Aşkıncılar, özellikle David Hume'in din veya Tanrı kanıtının ampirik olarak doğrulanamayacağı fikrinden etkilendiler. Transandantalist hareketin önde gelen figürü Ralph Waldo Emerson, Harvard'da okurken Hume'un "Doğal Din Diyalogları" ndan derinden etkilendi. Hareket için bir başka önemli metin, F. D.E Schleiermacher'in, İncil'in ilahi bir belge yerine insan kültürü ve tarihi yarattığı olduğu fikrini öne süren F. D.E Schleiermacher'ın "Aziz Luka İncili Üzerine Eleştirel Denemesi" nin 1825 İngilizce çevirisiydi. Johann Gottfried van Herder'in ilk kez 1782'de Almanca yayınlanan ancak 1833'e kadar İngilizce'ye çevrilmeyen "İbranice Şiir Ruhu", aynı zamanda insan tarafından üretilen şiir ve sözde ilahi dini metinler arasındaki ayrımı da karmaşıklaştırdı.

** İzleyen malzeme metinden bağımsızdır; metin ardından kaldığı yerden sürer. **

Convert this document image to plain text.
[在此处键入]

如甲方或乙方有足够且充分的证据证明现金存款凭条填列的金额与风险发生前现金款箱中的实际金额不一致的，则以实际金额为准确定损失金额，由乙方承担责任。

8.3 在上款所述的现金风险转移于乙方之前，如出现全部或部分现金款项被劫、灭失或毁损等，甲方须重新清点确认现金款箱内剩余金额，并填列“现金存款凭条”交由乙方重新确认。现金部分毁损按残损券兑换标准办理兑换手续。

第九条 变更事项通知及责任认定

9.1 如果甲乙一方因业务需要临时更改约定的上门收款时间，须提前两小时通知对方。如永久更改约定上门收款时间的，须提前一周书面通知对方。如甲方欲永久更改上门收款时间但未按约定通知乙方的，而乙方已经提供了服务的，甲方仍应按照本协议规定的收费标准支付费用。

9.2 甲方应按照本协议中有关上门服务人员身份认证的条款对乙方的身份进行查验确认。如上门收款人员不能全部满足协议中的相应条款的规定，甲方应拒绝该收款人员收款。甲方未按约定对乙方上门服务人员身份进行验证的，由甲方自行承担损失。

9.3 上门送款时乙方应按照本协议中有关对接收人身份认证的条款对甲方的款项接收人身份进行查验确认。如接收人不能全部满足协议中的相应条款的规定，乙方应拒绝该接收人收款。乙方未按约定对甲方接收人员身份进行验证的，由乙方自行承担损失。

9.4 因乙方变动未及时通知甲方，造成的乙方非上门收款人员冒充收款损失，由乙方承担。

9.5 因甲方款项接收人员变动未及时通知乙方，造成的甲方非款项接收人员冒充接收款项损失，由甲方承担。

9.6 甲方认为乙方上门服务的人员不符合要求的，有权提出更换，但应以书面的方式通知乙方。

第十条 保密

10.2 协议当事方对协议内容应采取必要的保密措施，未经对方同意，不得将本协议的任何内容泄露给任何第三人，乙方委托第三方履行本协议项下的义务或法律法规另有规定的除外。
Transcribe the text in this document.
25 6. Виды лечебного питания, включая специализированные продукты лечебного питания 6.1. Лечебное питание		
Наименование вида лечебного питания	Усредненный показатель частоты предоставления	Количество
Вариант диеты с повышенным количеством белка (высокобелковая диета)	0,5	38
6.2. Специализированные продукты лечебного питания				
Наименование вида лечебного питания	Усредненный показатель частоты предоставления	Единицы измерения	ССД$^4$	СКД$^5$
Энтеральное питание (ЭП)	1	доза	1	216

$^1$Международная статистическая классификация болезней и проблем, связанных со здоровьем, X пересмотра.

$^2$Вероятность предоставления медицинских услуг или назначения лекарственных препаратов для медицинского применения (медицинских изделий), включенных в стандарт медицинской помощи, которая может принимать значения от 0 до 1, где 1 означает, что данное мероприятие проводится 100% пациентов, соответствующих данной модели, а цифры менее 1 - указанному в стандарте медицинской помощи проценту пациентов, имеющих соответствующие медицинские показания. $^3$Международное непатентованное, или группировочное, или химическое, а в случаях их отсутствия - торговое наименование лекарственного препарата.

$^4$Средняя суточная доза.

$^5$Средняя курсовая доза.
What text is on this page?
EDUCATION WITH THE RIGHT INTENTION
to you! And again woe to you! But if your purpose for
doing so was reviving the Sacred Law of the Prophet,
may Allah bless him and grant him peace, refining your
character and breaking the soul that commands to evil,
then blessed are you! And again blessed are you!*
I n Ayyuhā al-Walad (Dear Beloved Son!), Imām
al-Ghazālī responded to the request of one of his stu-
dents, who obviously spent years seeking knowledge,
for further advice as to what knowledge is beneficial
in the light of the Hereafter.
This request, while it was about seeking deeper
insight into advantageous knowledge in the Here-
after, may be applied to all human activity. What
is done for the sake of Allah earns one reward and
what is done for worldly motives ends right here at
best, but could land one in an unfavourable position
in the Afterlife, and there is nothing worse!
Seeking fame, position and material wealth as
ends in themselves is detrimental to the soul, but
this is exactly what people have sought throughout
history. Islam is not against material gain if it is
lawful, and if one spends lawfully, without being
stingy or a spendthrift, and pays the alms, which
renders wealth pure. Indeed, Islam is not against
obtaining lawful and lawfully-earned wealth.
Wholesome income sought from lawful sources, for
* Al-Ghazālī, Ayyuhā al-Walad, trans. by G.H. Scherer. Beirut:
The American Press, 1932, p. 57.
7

Van Herder'in çalışması, dini otoriteyi sorgularken, eşit derecede ilgili metinlerin hala üretilebileceğini ileri sürdü. Emerson'un 1836 tarihli makalesi, Transendentalizm'in katalize edici metni olarak kabul edilen “Nature”, van Herder'in duygularının çoğunu tekrarladı.